Algumas principais características que presenciamos na trama das cinco novelas nordestinas dessa parceria era a trilha sonora de boa qualidade, um enredo criativo, elenco competente, personagens carismáticos, cidade fictícia no interior nordestino com bordel, jornalismo de oposição, e políticos retratados de maneira caricata.
Outra característica das novelas dos autores Aguinaldo Silva e Ricardo Linhares eram as atividades económicas das cidades fictícias: Resplendor dependida das pedras preciosas, Tubiacanga dependia do ouro, Greenville dependia do cultivo da cana de açúcar, na Porto dos Milagres a cidade fictícia homónima dependia da pesca.
A Indomada é um produto audiovisual delineado especialmente para o chamado “horário nobre” da televisão brasileira.
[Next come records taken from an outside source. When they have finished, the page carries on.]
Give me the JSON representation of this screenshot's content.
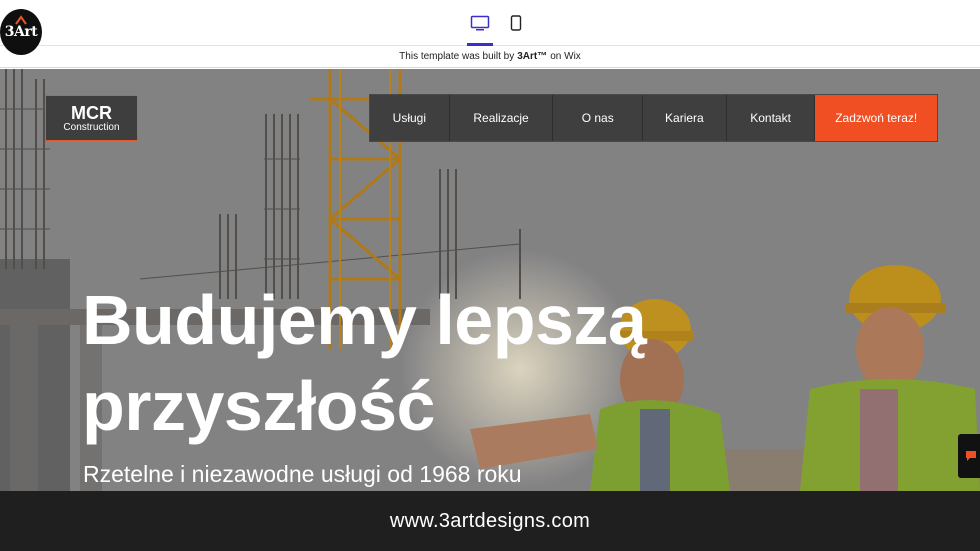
{
  "editor": {
    "logo_text": "3Art",
    "logo_trademark": "®",
    "devices": [
      "desktop-icon",
      "mobile-icon"
    ],
    "active_device": "desktop",
    "accent_color": "#3b2fc9"
  },
  "builtbar": {
    "prefix": "This template was built by",
    "brand": "3Art™",
    "suffix": "on Wix"
  },
  "site": {
    "logo_title": "MCR",
    "logo_subtitle": "Construction",
    "nav": [
      "Usługi",
      "Realizacje",
      "O nas",
      "Kariera",
      "Kontakt"
    ],
    "cta": "Zadzwoń teraz!",
    "cta_color": "#f04e23",
    "hero_title_line1": "Budujemy lepszą",
    "hero_title_line2": "przyszłość",
    "hero_subtitle": "Rzetelne i niezawodne usługi od 1968 roku"
  },
  "footer": {
    "url": "www.3artdesigns.com"
  }
}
Teve direção de Marcos Paulos, Roberto Noar e Luis Henrique Rios.
Com um custo variando entre 60 mil a 100 mil reais por capítulo, a novela foi gravada quase inteiramente no PROJAC. Alí foi construída uma cidade cenográfica de 35 mil m², a fictícia Greenville [...]. Algumas cenas foram gravadas em Maragogi, pequena cidade de Maragogi, em Alagoas, fazendo com que Greenville parecesse uma cidade litorânea do nordeste do Brasil. Reuniu um grande elenco da dramaturgia Brasileira, com um elenco fixo de 61 profissionais, sendo 32 mulheres e 30 homens. (Lopes, Borelli e Resende 2002, p 117-124).